While your rice is cooking, mince the ginger, chop the pepper, scallions and herbs, and grate the carrot. Cut the tempeh into small bite-sized cubes. Toast the cashews in a dry non-stick skillet over low heat, taking care that they don’t burn. When they are golden brown, remove from heat and let cool. Heat 2 tbs oil in the skillet over medium heat. When the oil is hot, add the curry powder, raisins, and ginger. Cook for a minute or two to bloom the flavors. Remove mixture to a small bowl. Using the same pan (you don’t have to wash it), heat another tbs oil and the 1/2 tsp curry powder. Fry the tempeh, adding 1 tbs soy sauce and stirring well. Cook for 2-3 minutes to allow the tempeh to absorb the seasoning.
When your rice is done, stir in the curry-raisin mixture, the tempeh, and the rice vinegar.
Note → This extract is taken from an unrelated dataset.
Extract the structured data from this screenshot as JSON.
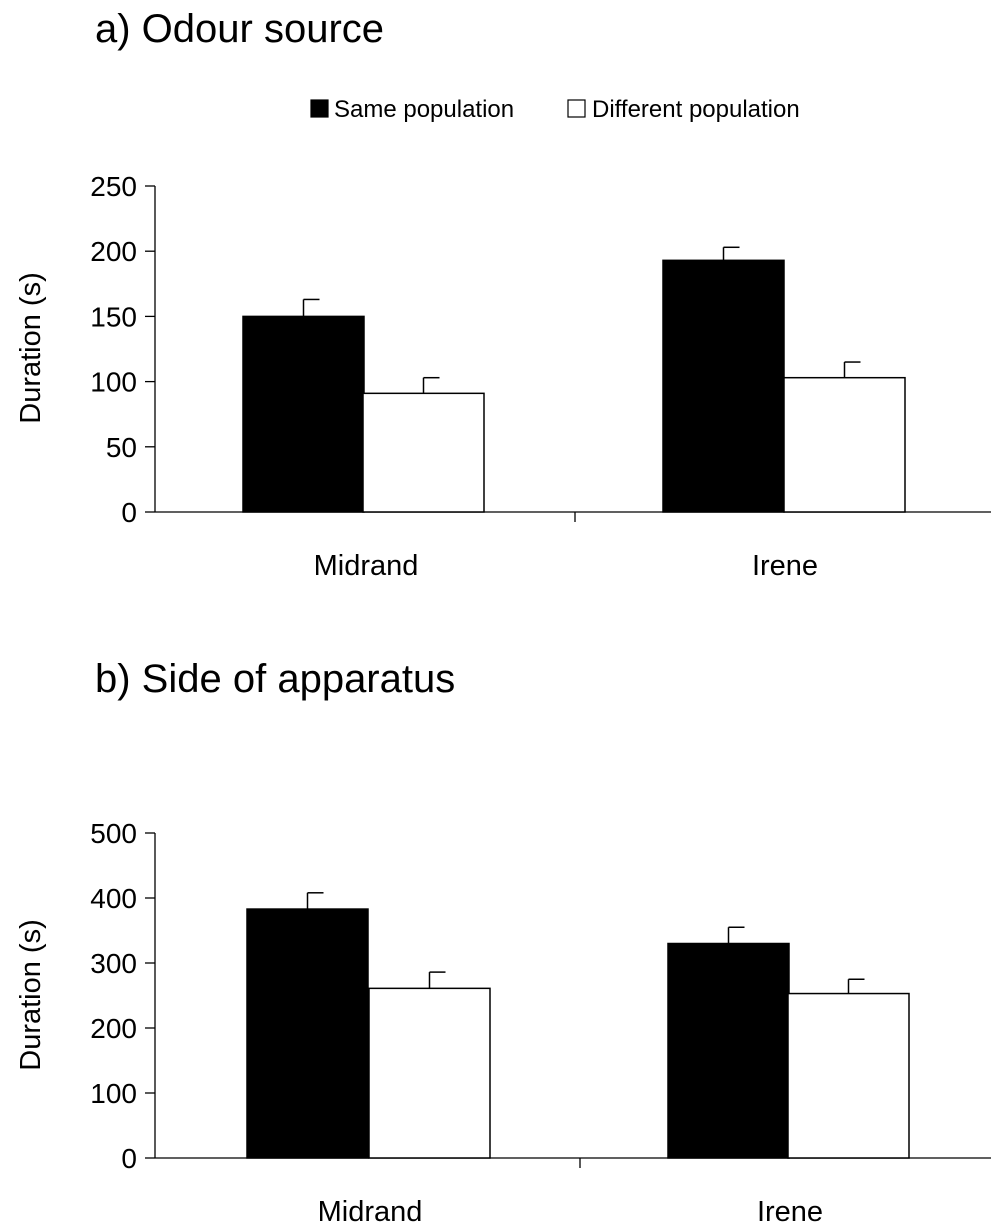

(You can do the above steps ahead of time, if desired, and add the vegetables later. The cookbook I used recommended letting the salad “rest” in the fridge overnight to mellow the flavors. I would recommend at least letting the rice cool to lukewarm/room temp before adding the vegetables and herbs, so they don’t get mushy or wilty.)
Before serving, stir in the cashews, carrots, peppers, scallions and herbs. Taste for seasoning and add additional rice vinegar and/or the other 1 tbs soy sauce if needed. Serve only slightly chilled or at room temperature for best flavor.